Bugünkü Odessa, 211 yıl önce Hacıbey ile Yeni Dünya adlı Türk kalelerinin üzerine kurulmuş. İki nehir arasında kalan delta 1240’lı yıllarında Tatarların eline geçmiş. Daha sonraları, Odessa’nın bulunduğu yerde Hacıbey denilen bir liman kenti kurmuşlar. Hacıbey, adını Tatar hanı Koçibey’in adından aldığı sanılmaktadır. Ele geçen ilk yazılı belgeye göre 1415 yılında Hacıbey’den Bizans başkenti Konstantinopolis’e birkaç gemiyle buğday gönderilmiş. XV. asrın sonunda Osmanlı egemenliğinde bulunan Kırım Hanlığı, Hacıbey’i ele geçirmiş. O yıllardan sonra da Hacıbey ismi benimsenmiştir. XVI. yüzyıla doğru bu bölge Osmanlı topraklarına dahil olmuş. 1764 yılında burada “Yeni Dünya” adını verdikleri bir kale kurmuşlar.Yapımında civardan getirilen taş ve kereste kullanılmış. Ama Hacıbey’deki Türk kalesinin ömrü sadece çeyrek yüzyıl sürmüş ve Türk-Rus savaşı sırasında 14 Eylül 1789 yılında Rusların eline geçmiş. Hacıbey’in düşmesiyle Karadeniz’in kuzeybatısındaki kaleler de birer birer elden çıkmış.

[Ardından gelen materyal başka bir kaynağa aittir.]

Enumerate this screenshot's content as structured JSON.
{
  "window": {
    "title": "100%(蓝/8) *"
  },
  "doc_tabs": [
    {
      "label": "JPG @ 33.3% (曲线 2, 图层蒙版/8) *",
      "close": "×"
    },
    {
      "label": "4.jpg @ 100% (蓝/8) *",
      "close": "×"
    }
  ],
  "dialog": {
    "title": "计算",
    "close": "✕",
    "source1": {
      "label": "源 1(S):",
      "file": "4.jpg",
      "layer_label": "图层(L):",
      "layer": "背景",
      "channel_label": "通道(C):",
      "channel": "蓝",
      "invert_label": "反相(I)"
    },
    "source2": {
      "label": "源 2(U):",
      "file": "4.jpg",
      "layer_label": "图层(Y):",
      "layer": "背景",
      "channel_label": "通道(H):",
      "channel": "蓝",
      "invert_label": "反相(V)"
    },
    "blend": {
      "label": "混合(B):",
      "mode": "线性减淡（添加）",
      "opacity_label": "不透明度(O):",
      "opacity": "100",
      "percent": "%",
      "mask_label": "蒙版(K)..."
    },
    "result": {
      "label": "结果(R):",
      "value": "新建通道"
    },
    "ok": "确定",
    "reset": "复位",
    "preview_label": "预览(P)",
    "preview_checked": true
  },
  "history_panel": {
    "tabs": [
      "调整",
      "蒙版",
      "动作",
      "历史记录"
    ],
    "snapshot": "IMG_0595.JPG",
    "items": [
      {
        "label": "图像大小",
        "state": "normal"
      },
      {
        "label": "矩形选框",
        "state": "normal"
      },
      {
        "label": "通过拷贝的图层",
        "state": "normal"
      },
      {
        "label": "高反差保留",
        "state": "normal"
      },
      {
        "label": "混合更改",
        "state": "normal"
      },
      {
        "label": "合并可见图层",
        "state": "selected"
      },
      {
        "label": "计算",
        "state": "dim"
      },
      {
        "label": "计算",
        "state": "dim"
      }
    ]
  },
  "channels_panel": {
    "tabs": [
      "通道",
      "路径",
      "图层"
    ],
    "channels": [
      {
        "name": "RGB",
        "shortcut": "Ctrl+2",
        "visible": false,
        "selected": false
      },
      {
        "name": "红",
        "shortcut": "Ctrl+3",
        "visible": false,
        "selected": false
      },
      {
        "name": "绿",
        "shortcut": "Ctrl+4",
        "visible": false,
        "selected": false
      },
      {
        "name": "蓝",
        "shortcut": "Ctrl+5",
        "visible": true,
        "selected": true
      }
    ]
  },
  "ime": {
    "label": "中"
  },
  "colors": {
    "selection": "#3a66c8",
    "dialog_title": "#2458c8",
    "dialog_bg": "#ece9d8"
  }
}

O günlerde Hacıbey yerleşim yerinde bir kale, kalenin iki yanında üzeri keçe ile kaplı kulübe ve barınaklar, bir cami, pazar yeri, dükkanlar ve kahvehaneler ile Türkiye’ye gönderilecek malların bekletildiği depolar bulunmaktaydı. Hacıbey’i, 1817-1900 yılları arasında yaşamış ressam Ayvazovski, Odessa Güzel Sanatlar Müzesi’nde bulunan, Hacıbey tablosunda çok iyi tasvir etmektedir. Odesalılar Hacıbey ismini unutmamışlar hatta Odessa Belediyesi kendisine ait lüks bir gezi teknesine Hacıbey adını vermiş.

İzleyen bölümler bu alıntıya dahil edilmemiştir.